Taipei is a novel about the modern danger of failing to reach oneself and to connect with others. When I feel like I’m hurtling through weeks and months too quickly, not making time to be present with the people I love, I invite a friend or two over for breakfast. No phones, no TVs — I cook something simple, put on a pot of coffee and we catch up. It never fails to center me.
WAFFLES WITH RASPBERRY-GINGER MAPLE SYRUP
For the waffles
- 1 ¾ cup all-purpose flour
- 1 tablespoon baking powder
- 1 teaspoon salt
- 1 tablespoon sugar
- 1 teaspoon cinnamon
- 2 large eggs, separated
- 1 ½ cup whole milk
- 6 tablespoon unsalted butter, melted
For the syrup
- 8 oz. maple syrup
- 1 cup raspberries (preferably fresh, though you could substitute frozen)
- 1 teaspoon dried ginger, less if using fresh grated ginger
- fresh raspberries
- whipped cream
Warm up a waffle iron. In a large bowl, whisk together flour, baking powder, cinnamon, salt and sugar. In another bowl, whisk together egg yolks, milk and melted butter, reserving the egg whites separately.

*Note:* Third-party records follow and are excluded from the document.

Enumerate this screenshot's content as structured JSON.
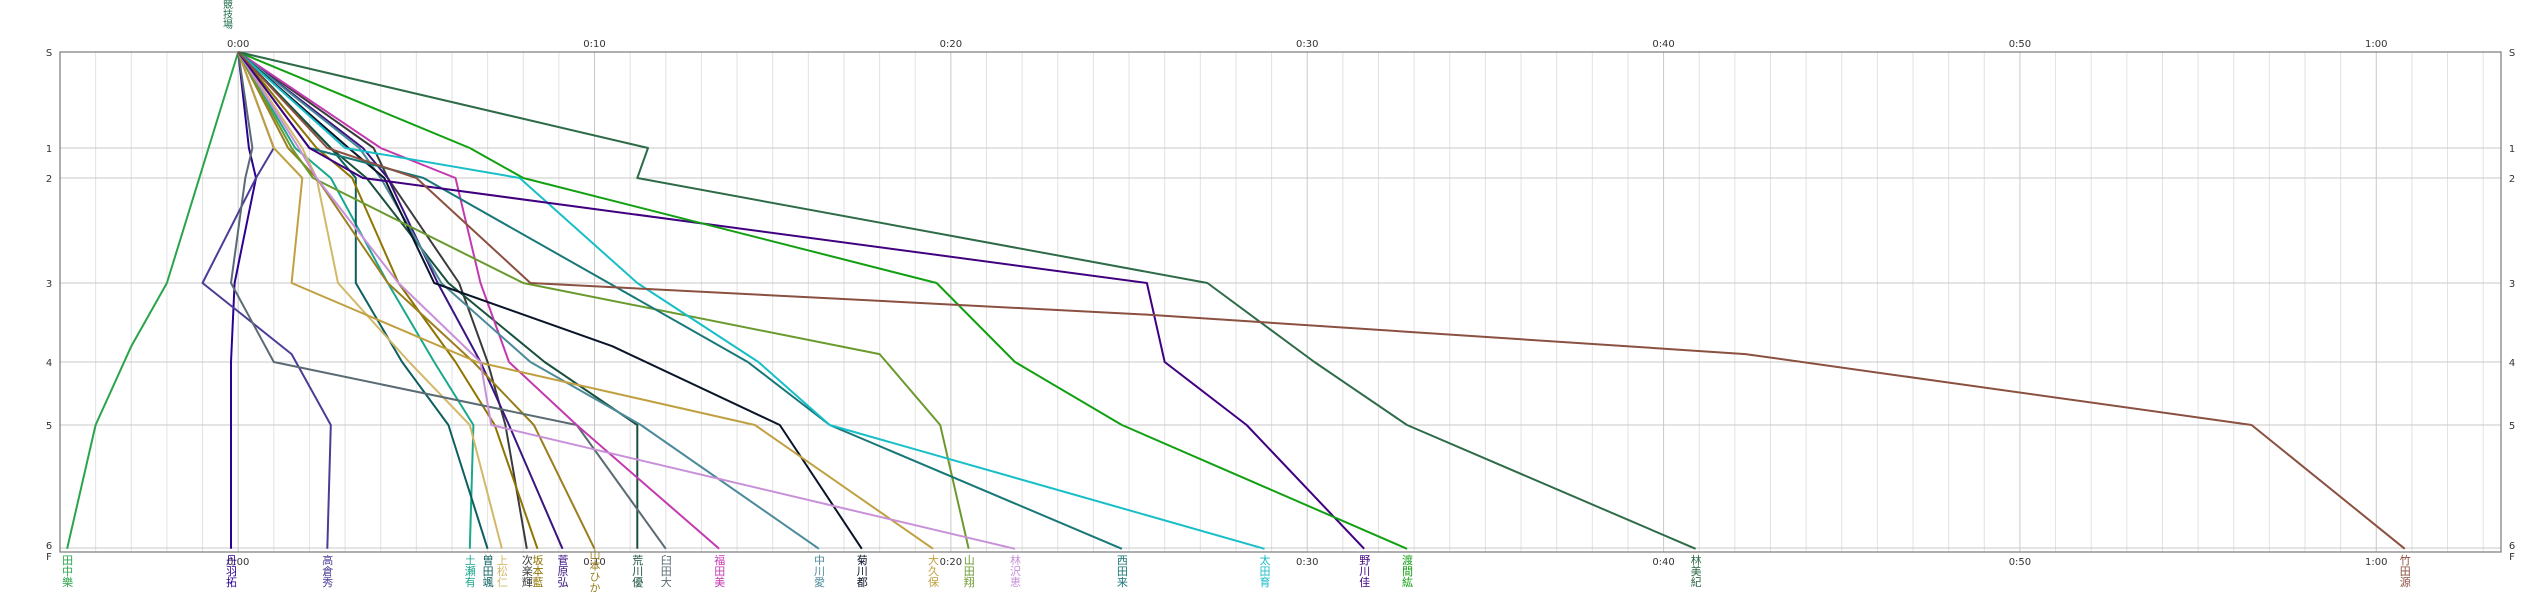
{
  "chart_data": {
    "type": "line",
    "top_label": "陸上競技場",
    "x_unit": "minutes",
    "xlim": [
      -5,
      63.5
    ],
    "x_ticks": [
      {
        "value": 0,
        "label": "0:00"
      },
      {
        "value": 10,
        "label": "0:10"
      },
      {
        "value": 20,
        "label": "0:20"
      },
      {
        "value": 30,
        "label": "0:30"
      },
      {
        "value": 40,
        "label": "0:40"
      },
      {
        "value": 50,
        "label": "0:50"
      },
      {
        "value": 60,
        "label": "1:00"
      }
    ],
    "y_levels": [
      "S",
      "1",
      "2",
      "3",
      "4",
      "5",
      "6",
      "F"
    ],
    "grid": true,
    "series": [
      {
        "label": "田中樂",
        "color": "#2aa44a",
        "points": [
          [
            0,
            0
          ],
          [
            -2,
            3
          ],
          [
            -3,
            3.8
          ],
          [
            -4,
            5
          ],
          [
            -4.8,
            6.2
          ]
        ]
      },
      {
        "label": "丹羽拓",
        "color": "#2c0090",
        "points": [
          [
            0,
            0
          ],
          [
            0.3,
            1
          ],
          [
            0.5,
            2
          ],
          [
            -0.1,
            3
          ],
          [
            -0.2,
            4
          ],
          [
            -0.2,
            5
          ],
          [
            -0.2,
            6.2
          ]
        ]
      },
      {
        "label": "高倉秀",
        "color": "#4b3c96",
        "points": [
          [
            0,
            0
          ],
          [
            1,
            1
          ],
          [
            0.5,
            2
          ],
          [
            -1,
            3
          ],
          [
            1.5,
            3.9
          ],
          [
            2.6,
            5
          ],
          [
            2.5,
            6.2
          ]
        ]
      },
      {
        "label": "土瀬有",
        "color": "#1aa88c",
        "points": [
          [
            0,
            0
          ],
          [
            1.6,
            1
          ],
          [
            2.6,
            2
          ],
          [
            4.2,
            3
          ],
          [
            5.5,
            4
          ],
          [
            6.6,
            5
          ],
          [
            6.5,
            6.2
          ]
        ]
      },
      {
        "label": "曽田颯",
        "color": "#0c5f5f",
        "points": [
          [
            0,
            0
          ],
          [
            2.6,
            1
          ],
          [
            3.3,
            2
          ],
          [
            3.3,
            3
          ],
          [
            4.6,
            4
          ],
          [
            5.9,
            5
          ],
          [
            7,
            6.2
          ]
        ]
      },
      {
        "label": "上松仁",
        "color": "#d2b86a",
        "points": [
          [
            0,
            0
          ],
          [
            1.8,
            1
          ],
          [
            2.2,
            2
          ],
          [
            2.8,
            3
          ],
          [
            4.8,
            4
          ],
          [
            6.5,
            5
          ],
          [
            7.4,
            6.2
          ]
        ]
      },
      {
        "label": "次楽輝",
        "color": "#3b3b3b",
        "points": [
          [
            0,
            0
          ],
          [
            3.8,
            1
          ],
          [
            4.2,
            2
          ],
          [
            6.2,
            3
          ],
          [
            7,
            4
          ],
          [
            7.5,
            5
          ],
          [
            8.1,
            6.2
          ]
        ]
      },
      {
        "label": "坂本藍",
        "color": "#8f7400",
        "points": [
          [
            0,
            0
          ],
          [
            2.2,
            1
          ],
          [
            3.2,
            2
          ],
          [
            4.5,
            3
          ],
          [
            6.1,
            4
          ],
          [
            7.2,
            5
          ],
          [
            8.4,
            6.2
          ]
        ]
      },
      {
        "label": "菅原弘",
        "color": "#3a1480",
        "points": [
          [
            0,
            0
          ],
          [
            3.5,
            1
          ],
          [
            4.2,
            2
          ],
          [
            5.6,
            3
          ],
          [
            6.8,
            4
          ],
          [
            7.6,
            5
          ],
          [
            9.1,
            6.2
          ]
        ]
      },
      {
        "label": "山本ひか",
        "color": "#9b7e20",
        "points": [
          [
            0,
            0
          ],
          [
            1.4,
            1
          ],
          [
            2.2,
            2
          ],
          [
            4.2,
            3
          ],
          [
            6.6,
            4
          ],
          [
            8.3,
            5
          ],
          [
            10,
            6.2
          ]
        ]
      },
      {
        "label": "荒川優",
        "color": "#18503c",
        "points": [
          [
            0,
            0
          ],
          [
            2.6,
            1
          ],
          [
            3.6,
            2
          ],
          [
            5.9,
            3
          ],
          [
            8.6,
            4
          ],
          [
            11.2,
            5
          ],
          [
            11.2,
            6.2
          ]
        ]
      },
      {
        "label": "臼田大",
        "color": "#5a6b73",
        "points": [
          [
            0,
            0
          ],
          [
            0.4,
            1
          ],
          [
            0.2,
            2
          ],
          [
            -0.2,
            3
          ],
          [
            1,
            4
          ],
          [
            9.5,
            5
          ],
          [
            12,
            6.2
          ]
        ]
      },
      {
        "label": "福田美",
        "color": "#c33ab0",
        "points": [
          [
            0,
            0
          ],
          [
            4,
            1
          ],
          [
            6.1,
            2
          ],
          [
            6.8,
            3
          ],
          [
            7.6,
            4
          ],
          [
            9.5,
            5
          ],
          [
            13.5,
            6.2
          ]
        ]
      },
      {
        "label": "中川愛",
        "color": "#4b8a9a",
        "points": [
          [
            0,
            0
          ],
          [
            3.4,
            1
          ],
          [
            4,
            2
          ],
          [
            5.7,
            3
          ],
          [
            8.2,
            4
          ],
          [
            11.3,
            5
          ],
          [
            16.3,
            6.2
          ]
        ]
      },
      {
        "label": "菊川都",
        "color": "#0a1428",
        "points": [
          [
            0,
            0
          ],
          [
            3.1,
            1
          ],
          [
            4.1,
            2
          ],
          [
            5.5,
            3
          ],
          [
            10.5,
            3.8
          ],
          [
            15.2,
            5
          ],
          [
            17.5,
            6.2
          ]
        ]
      },
      {
        "label": "大久保",
        "color": "#c0a040",
        "points": [
          [
            0,
            0
          ],
          [
            1,
            1
          ],
          [
            1.8,
            2
          ],
          [
            1.5,
            3
          ],
          [
            6.7,
            4
          ],
          [
            14.5,
            5
          ],
          [
            19.5,
            6.2
          ]
        ]
      },
      {
        "label": "山田翔",
        "color": "#6a9a2e",
        "points": [
          [
            0,
            0
          ],
          [
            1.5,
            1
          ],
          [
            2.1,
            2
          ],
          [
            8,
            3
          ],
          [
            18,
            3.9
          ],
          [
            19.7,
            5
          ],
          [
            20.5,
            6.2
          ]
        ]
      },
      {
        "label": "林沢恵",
        "color": "#c890d8",
        "points": [
          [
            0,
            0
          ],
          [
            1.7,
            1
          ],
          [
            2.2,
            2
          ],
          [
            4.5,
            3
          ],
          [
            6.8,
            4
          ],
          [
            7.1,
            5
          ],
          [
            21.8,
            6.2
          ]
        ]
      },
      {
        "label": "西田来",
        "color": "#187878",
        "points": [
          [
            0,
            0
          ],
          [
            2,
            1
          ],
          [
            5.2,
            2
          ],
          [
            10.4,
            3
          ],
          [
            14.3,
            4
          ],
          [
            16.6,
            5
          ],
          [
            24.8,
            6.2
          ]
        ]
      },
      {
        "label": "太田育",
        "color": "#18bec8",
        "points": [
          [
            0,
            0
          ],
          [
            3,
            1
          ],
          [
            7.9,
            2
          ],
          [
            11.2,
            3
          ],
          [
            14.6,
            4
          ],
          [
            16.6,
            5
          ],
          [
            28.8,
            6.2
          ]
        ]
      },
      {
        "label": "野川佳",
        "color": "#400080",
        "points": [
          [
            0,
            0
          ],
          [
            2,
            1
          ],
          [
            3.5,
            2
          ],
          [
            25.5,
            3
          ],
          [
            26,
            4
          ],
          [
            28.3,
            5
          ],
          [
            31.6,
            6.2
          ]
        ]
      },
      {
        "label": "渡間紘",
        "color": "#12a012",
        "points": [
          [
            0,
            0
          ],
          [
            6.5,
            1
          ],
          [
            8,
            2
          ],
          [
            19.6,
            3
          ],
          [
            21.8,
            4
          ],
          [
            24.8,
            5
          ],
          [
            32.8,
            6.2
          ]
        ]
      },
      {
        "label": "林美紀",
        "color": "#2e6b48",
        "points": [
          [
            0,
            0
          ],
          [
            11.5,
            1
          ],
          [
            11.2,
            2
          ],
          [
            27.2,
            3
          ],
          [
            30.2,
            4
          ],
          [
            32.8,
            5
          ],
          [
            40.9,
            6.2
          ]
        ]
      },
      {
        "label": "竹田源",
        "color": "#8a5040",
        "points": [
          [
            0,
            0
          ],
          [
            2.5,
            1
          ],
          [
            5,
            2
          ],
          [
            8.2,
            3
          ],
          [
            25.5,
            3.4
          ],
          [
            42.3,
            3.9
          ],
          [
            56.5,
            5
          ],
          [
            60.8,
            6.2
          ]
        ]
      }
    ]
  }
}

Pour maple syrup into a small saucepan, heat over medium heat. Add raspberries and ginger. Once raspberries become softer, macerate with a fork. Once berries are macerated and fragrant, reduce heat to low, stirring occasionally.
Pour wet waffle ingredients into dry ingredients and stir with a wooden spoon until just barely combined; the batter should be lumpy. With an electric mixer, beat egg whites on high speed until soft peaks form. Fold egg whites into batter with a plastic spatula; do not stir.
Pour ½ cup to 1 cup of batter into waffle iron (depending on iron size). Bake as directed by the iron’s manufacturer. Waffles can be kept warm on a baking sheet in a 200ºF oven until ready to serve.
Once waffles are ready to serve, remove syrup from heat and strain through a mesh sieve to remove raspberry seeds. Serve syrup in a ramekin with a spoon or from a small pitcher.